La réélection de Donald Trump à la présidence des États-Unis marque un virage décisif dans la trajectoire écologique mondiale. En relançant à marche forcée l’exploitation des énergies fossiles, la première économie du monde tourne le dos aux engagements climatiques pris ces dernières années. Un revirement qui fragilise les équilibres environnementaux et ralentit les investissements durables à l’échelle mondiale.
Karl Zanclan, cofondateur de Qileo - une néobanque en ligne dédiée aux indépendants et aux petites entreprises, engagée pour une économie bas carbone - revient sur cette situation dans un entretien accordé à ID.
Face à la relance des énergies fossiles par les États-Unis, quel levier l'Europe peut-elle activer pour préserver son cap écologique sans perdre en compétitivité économique ?
C’est une vraie tension : d’un côté, les États-Unis relancent massivement les énergies fossiles pour des raisons géopolitiques et économiques. De l’autre, l’Europe essaie de tenir le cap climatique. Pour ne pas décrocher, l’Europe doit jouer sur ses propres leviers : cohérence, innovation, et financement responsable.
Elle peut notamment :
- Mieux flécher les capitaux publics et privés vers des projets à faible empreinte carbone (via la taxonomie verte, la réforme des marchés financiers),
- Soutenir massivement l'innovation climatique (stockage, efficacité énergétique, économie circulaire),
- Et surtout aligner la finance avec les objectifs climatiques, car tant que l’argent continuera de financer les fossiles, les engagements resteront théoriques.
- Renforcer les outils puissants dont nous disposons , comme la taxonomie verte, qui encadre ce qu’est un investissement réellement durable, ou le mécanisme d’ajustement carbone aux frontières (MACF),
Ce que montre Qileo à son échelle, c’est qu’un acteur bancaire peut refuser de financer l’économie fossile tout en restant performant et compétitif.

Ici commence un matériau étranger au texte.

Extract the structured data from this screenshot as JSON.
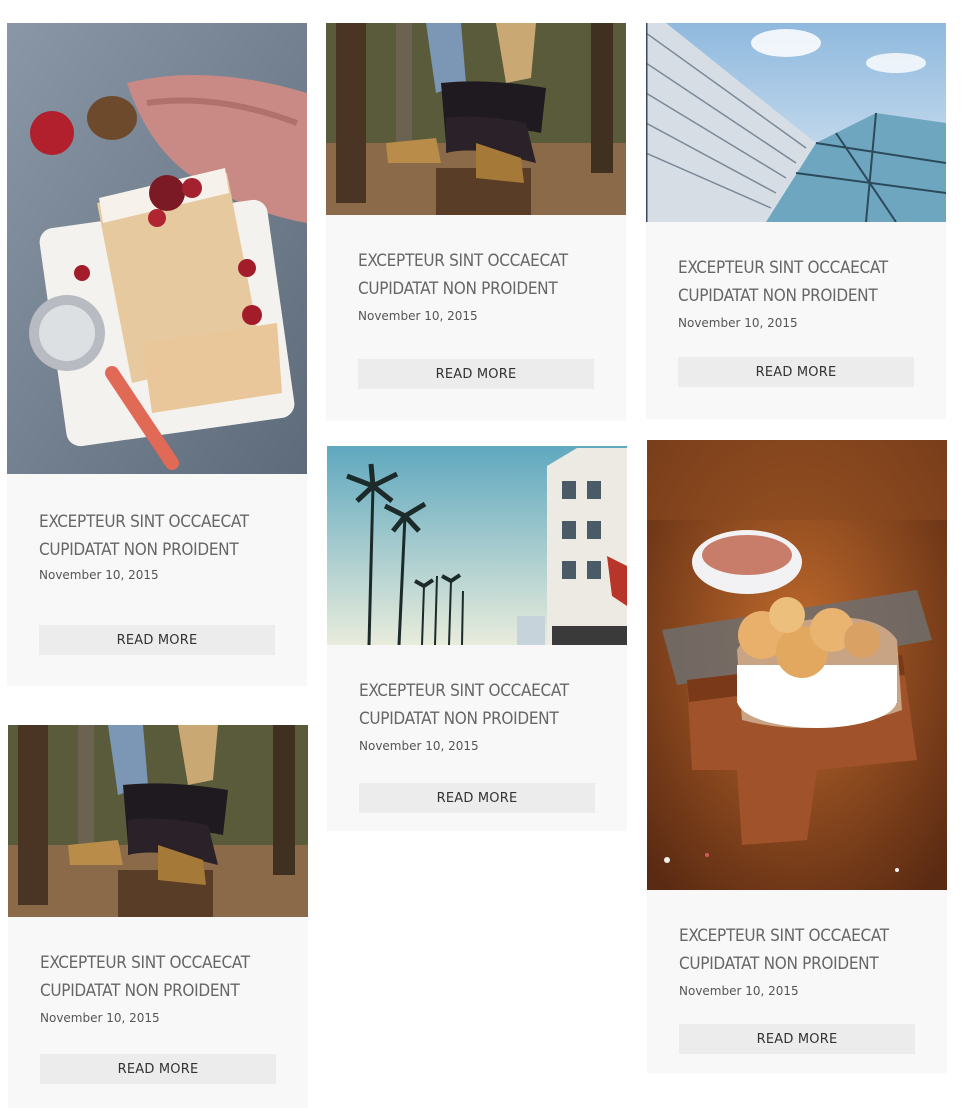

Si les institutions financières européennes adoptaient ce niveau d’exigence, ce serait un levier systémique puissant et une réponse stratégique à la dérive américaine.
Aujourd’hui, la réalité, c’est qu’une grande partie des flux bancaires continue d’alimenter les énergies fossiles et les modèles extractifs.
Comment les banques peuvent-elles accélérer concrètement la réorientation des flux financiers vers des projets véritablement durables ?
Les banques ont un rôle central, presque sous-estimé, dans la transition écologique. Elles ne sont pas neutres : elles orientent l’économie par leurs choix de financement. Aujourd’hui, la réalité, c’est qu’une grande partie des flux bancaires continue d’alimenter les énergies fossiles et les modèles extractifs.
Pour accélérer la réorientation vers des projets durables, trois leviers concrets peuvent être activés :
- L’exclusion claire et immédiate des secteurs les plus destructeurs : notamment les nouveaux projets liés au charbon, au pétrole ou au gaz. C’est exactement ce que recommande le GIEC dans son rapport d’avril 2023, qui appelle explicitement à mettre fin à tout nouveau financement fossile pour rester sous les 1,5 °C.
- La transparence sur l’utilisation des dépôts : les clients – particuliers comme professionnels – doivent savoir ce que finance leur argent. Ce devoir de clarté devrait être une norme, pas une exception.
- La réallocation vers des projets à fort impact social et environnemental, notamment via des mécanismes de scoring alignés sur la taxonomie verte ou les objectifs SBTi (Science-Based Targets).
Le levier sous-exploité, c’est justement celui de la bancarisation durable. Tant qu’on finance les mêmes secteurs avec les mêmes logiques, rien ne change.
Quel rôle les entreprises européennes doivent-elles jouer pour résister à l'influence d'une politique américaine pro-fossile, et comment les banques peuvent-elles les accompagner dans cette démarche ?
Face à une politique américaine pro-fossile, les entreprises européennes doivent incarner une autre voie : celle d’une économie résiliente, sobre et alignée avec les limites planétaires. Cela passe par des choix industriels mais aussi financiers.
Pour aller plus loin : Les 5 tendances de la Finance durable en 2025
Le levier sous-exploité, c’est justement celui de la bancarisation durable. Tant qu’on finance les mêmes secteurs avec les mêmes logiques, rien ne change.
Les banques doivent sortir de leur rôle passif pour devenir de véritables alliées stratégiques de la transition, en excluant les projets fossiles, en soutenant les PME engagées, et en développant des produits bancaires adaptés à cette ambition.
Si une néo banque engagée peut le faire avec cohérence et exigence, les grands acteurs le peuvent aussi à condition d’en avoir la volonté.